Zero-downtime database switchover

This guide explains how to switch the Provider Data API (legacy) between different database snapshots without causing service downtime. This is useful when:

Migrating to a new database snapshot with updated data
Switching between database versions for testing
Recovering from a problematic database update by reverting to a previous snapshot

Prerequisites

Before following this guide, ensure you understand the zero-downtime infrastructure building blocks:

Dual Helm releases (stable and canary)
Traffic splitting with canary ingress
Per-release Kubernetes secrets
Configurable cache key prefixes

Overview

The database switchover strategy uses two Helm releases, each configured with:

Its own database connection (via separate Kubernetes secrets)
Its own cache prefix (to prevent cache data mismatch)

The process:

Deploy the canary release pointing to the new database
Load the canary’s cache from the new database
Gradually shift traffic to the canary release
Once verified, update the stable release to use the new database
Reload the stable cache and switch traffic back

Architecture

┌───────────────────────────────────────────────────────────────────────┐
│                       Kubernetes Namespace                            │
│                                                                       │
│   ┌─────────────────────────┐        ┌─────────────────────────┐      │
│   │  Helm Release:          │        │  Helm Release:          │      │
│   │  providers-app (stable) │        │  pdl-2 (canary)         │      │
│   │                         │        │                         │      │
│   │  Secret: app-secrets    │        │  Secret: app-secrets-   │      │
│   │  Cache prefix: b        │        │          secondary      │      │
│   │                         │        │  Cache prefix: g        │      │
│   └───────────┬─────────────┘        └───────────┬─────────────┘      │
│               │                                  │                    │
│               │                                  │                    │
│               ▼                                  ▼                    │
│   ┌─────────────────────────┐        ┌─────────────────────────┐      │
│   │  CWA Database           │        │  CWA Database           │      │
│   │  (Snapshot v1)          │        │  (Snapshot v2)          │      │
│   └─────────────────────────┘        └─────────────────────────┘      │
│                                                                       │
│   ┌─────────────────────────────────────────────────────────────┐     │
│   │                    Shared Redis Cache                       │     │
│   │  ┌─────────────┐                      ┌─────────────┐       │     │
│   │  │ b::*        │                      │ g::*        │       │     │
│   │  │ (stable)    │                      │ (canary)    │       │     │
│   │  └─────────────┘                      └─────────────┘       │     │
│   └─────────────────────────────────────────────────────────────┘     │
│                                                                       │
└───────────────────────────────────────────────────────────────────────┘

Step-by-step: Database switchover

Step 1: Check the new database snapshot is available

Ensure the new database snapshot is available and accessible. For example, connect to it using DataGrip and a Kubernetes port-forwarding pod.
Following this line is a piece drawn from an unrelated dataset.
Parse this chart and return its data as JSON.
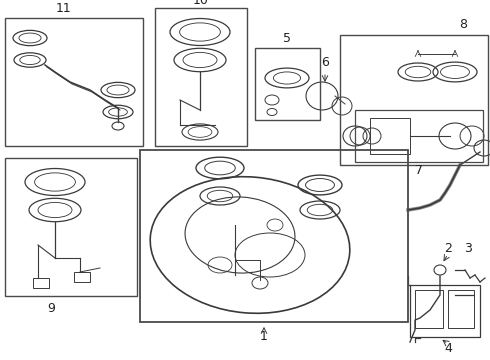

Step 2: Create the secondary secret

Create a Kubernetes secret with connection details for the new database. For example, using AWS Console, which will then synchronize to the Cloud Platform Kubernetes secret.

Step 3: Deploy the canary release

Deploy the canary release pointing to the new database using the rw-pdl-deploy-main.yml GitHub Actions workflow. The canary release starts with 0% traffic.

# Via GitHub Actions workflow dispatch
# Workflow: rw-pdl-deploy-main.yml
# Inputs:
#   target: uat
#   tag: v1.2.3 (same version as stable)
#   rel: pdl-2

helm upgrade --install pdl-2 helm_deploy/providers-app \
  -f helm_deploy/providers-app/values-uat.yaml \
  --set-string "image.tag=v1.2.3" \
  --set-string "canary.role=canary" \
  --set-string "canary.weight=0" \
  --set-string "releaseSuffix=-2" \
  --set-string "secretNames.dataConfig=app-secrets-secondary" \
  -n laa-data-provider-data-uat

Step 4: Verify canary deployment

Check that the canary pods are running and healthy:

# Check pods
kubectl get pods -l app.kubernetes.io/instance=pdl-2 -n laa-data-provider-data-uat

# Check health endpoint via dedicated ingress
curl -s "https://laa-provider-details-api-uat-2.apps.live.cloud-platform.service.justice.gov.uk/actuator/health"

Step 5: Load cache for canary

The canary release should use a different cache prefix to avoid mixing cached data from different databases.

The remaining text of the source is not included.